Eu égard aux données disponibles, la déclaration du porte-parole rapportant qu’aujourd’hui la Côte d’Ivoire a un ratio d’un policier pour 421 habitants est exagérée. Les données publiques les plus actuelles font état d’un ratio d’un policier pour 509 habitants en 2024/2025.
| Il n’existe pas de ratio standard international sur le nombre de policiers par habitants Dans son Info Finder, la version anglaise de sa base d’agrégation de sources fiables, Africa Check renseigne qu’il n’existe pas de ratio standard officiel en termes d’effectifs de policiers par habitant. Ce que confirme Elimane Sall, expert et formateur sénégalais en défense, paix et sécurité « Il n’existe pas de ratio universellement reconnu par des organismes comme les Nations Unies (ONU) ou Interpol que tous les États membres seraient tenus d’atteindre », note-t-il. Elimane Sall détaille que cela s’explique par plusieurs facteurs complexes. Il souligne d’abord le « contexte sécuritaire spécifique ». Le ratio « idéal » dépend intrinsèquement des menaces spécifiques (criminalité organisée, extrémisme violent, sécurité post-conflit, etc.), de la géographie (densité de population, zones urbaines vs. rurales) et de la structure même de la force (police nationale, gendarmerie, polices municipales, etc.) de chaque pays. Ce spécialiste met également l’accent sur l’« approche de la sécurité », pour dire que « l’approche moderne de la sécurité insiste davantage sur la gouvernance, la légitimité, l’efficacité et le respect des droits de l’homme que sur le simple volume des effectifs. Avoir plus de policiers ne signifie pas nécessairement une meilleure sécurité », estime-t-il. Enfin, Elimane Sall mentionne le facteur «définition variable ». « La définition d’un « policier » varie d’un pays à l’autre (inclusion ou non de la gendarmerie, des agents de soutien, des douanes, etc.), rendant l’établissement d’une norme unique difficile », conclut-il. |
Déclaration 3 : Il y a environ « 3 millions » de ressortissants du Burkina Faso vivant en Côte d’Ivoire
Verdict : sous-estimé
En Côte d’Ivoire, le Recensement Général de la Population et de l’Habitat de 2021 (RGPH 2021) dont les chiffres définitifs ont été publiés en juillet 2022 rapporte les dernières statistiques officielles sur le nombre de personnes de nationalité étrangère résidant dans le pays.
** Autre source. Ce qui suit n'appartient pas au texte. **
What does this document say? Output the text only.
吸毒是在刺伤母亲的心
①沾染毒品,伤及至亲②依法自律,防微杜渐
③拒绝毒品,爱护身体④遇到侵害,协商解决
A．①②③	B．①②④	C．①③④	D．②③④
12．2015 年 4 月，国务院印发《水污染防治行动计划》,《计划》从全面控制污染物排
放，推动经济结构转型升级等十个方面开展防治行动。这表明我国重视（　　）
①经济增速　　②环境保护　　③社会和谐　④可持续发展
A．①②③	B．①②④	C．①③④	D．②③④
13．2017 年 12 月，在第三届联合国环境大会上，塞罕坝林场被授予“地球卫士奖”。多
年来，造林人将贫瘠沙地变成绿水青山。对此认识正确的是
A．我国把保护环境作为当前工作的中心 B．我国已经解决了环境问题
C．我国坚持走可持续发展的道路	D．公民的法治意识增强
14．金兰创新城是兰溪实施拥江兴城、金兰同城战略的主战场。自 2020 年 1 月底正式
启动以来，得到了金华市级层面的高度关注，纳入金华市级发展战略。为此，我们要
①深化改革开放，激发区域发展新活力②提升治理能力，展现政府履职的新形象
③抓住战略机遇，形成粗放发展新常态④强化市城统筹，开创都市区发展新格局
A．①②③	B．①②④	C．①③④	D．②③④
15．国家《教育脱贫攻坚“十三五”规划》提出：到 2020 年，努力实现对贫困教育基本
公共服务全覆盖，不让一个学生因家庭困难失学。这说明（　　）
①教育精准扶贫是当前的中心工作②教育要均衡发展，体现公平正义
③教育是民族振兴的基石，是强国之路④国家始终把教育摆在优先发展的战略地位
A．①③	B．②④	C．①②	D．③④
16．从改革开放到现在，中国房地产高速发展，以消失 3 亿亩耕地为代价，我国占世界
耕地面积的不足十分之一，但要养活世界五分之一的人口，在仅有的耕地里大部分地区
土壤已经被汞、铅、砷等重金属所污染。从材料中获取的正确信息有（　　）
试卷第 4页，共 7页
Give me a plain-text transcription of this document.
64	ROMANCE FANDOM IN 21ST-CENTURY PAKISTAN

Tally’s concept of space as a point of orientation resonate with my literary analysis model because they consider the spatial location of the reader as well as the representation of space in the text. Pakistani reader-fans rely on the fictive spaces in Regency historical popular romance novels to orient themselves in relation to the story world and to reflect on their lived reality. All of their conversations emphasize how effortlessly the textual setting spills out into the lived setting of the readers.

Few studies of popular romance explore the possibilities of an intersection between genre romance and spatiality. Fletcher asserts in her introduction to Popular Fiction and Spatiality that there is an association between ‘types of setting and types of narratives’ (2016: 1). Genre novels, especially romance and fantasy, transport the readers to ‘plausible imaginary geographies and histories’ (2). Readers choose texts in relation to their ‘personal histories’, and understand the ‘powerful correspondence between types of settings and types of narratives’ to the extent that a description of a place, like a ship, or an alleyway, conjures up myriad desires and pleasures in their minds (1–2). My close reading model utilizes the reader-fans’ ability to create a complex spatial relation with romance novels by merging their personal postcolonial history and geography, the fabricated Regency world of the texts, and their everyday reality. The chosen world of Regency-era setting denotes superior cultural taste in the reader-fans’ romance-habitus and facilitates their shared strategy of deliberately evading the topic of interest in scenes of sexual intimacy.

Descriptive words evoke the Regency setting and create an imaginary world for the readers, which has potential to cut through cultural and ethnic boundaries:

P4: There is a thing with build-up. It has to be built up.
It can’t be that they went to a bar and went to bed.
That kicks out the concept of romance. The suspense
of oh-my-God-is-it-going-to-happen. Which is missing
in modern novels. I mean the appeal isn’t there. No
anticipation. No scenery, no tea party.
Des réfugiés du Burkina Faso dans le camp de Niornigue, situé dans la périphérie de Ouangolodougou, dans le nord de la Côte d’Ivoire, le 25 septembre 2024. ISSOUF SANOGO / AFP
Le Tableau 8 de cette étude d’envergure nationale précise de manière détaillée la répartition de la population non ivoirienne par nationalité en 1998 et en 2021.

Source: RGPH 2021
Comme on peut le voir sur le tableau ci-dessus, en 2021, l’effectif des ressortissants du Burkina Faso est de 4 056 444 personnes. Ce chiffre était de 2 238 548 en 1998 selon la même source.
Le chiffre de 4 056 444 est supérieur à celui indiqué par le porte-parole du gouvernement (« environ 3 millions »).
En conclusion, l’estimation d’Amadou Coulibaly concernant le nombre de Burkinabè en Côte d’Ivoire est en dessous de ce que révèlent les données publiques disponibles sur le sujet.
Cet article a été réalisé par Africa Check, membre de la Coalition Anti Dohi – une initiative qui œuvre pour l’intégrité de l’information dans le cadre de la présidentielle ivoirienne d’octobre 2025. La Coalition Anti Dohi est soutenue par le projet Renforcer la fiabilité de l’information en Afrique de l’Ouest dans le strict respect de l’indépendance journalistique et éditoriale qui régit la Coalition.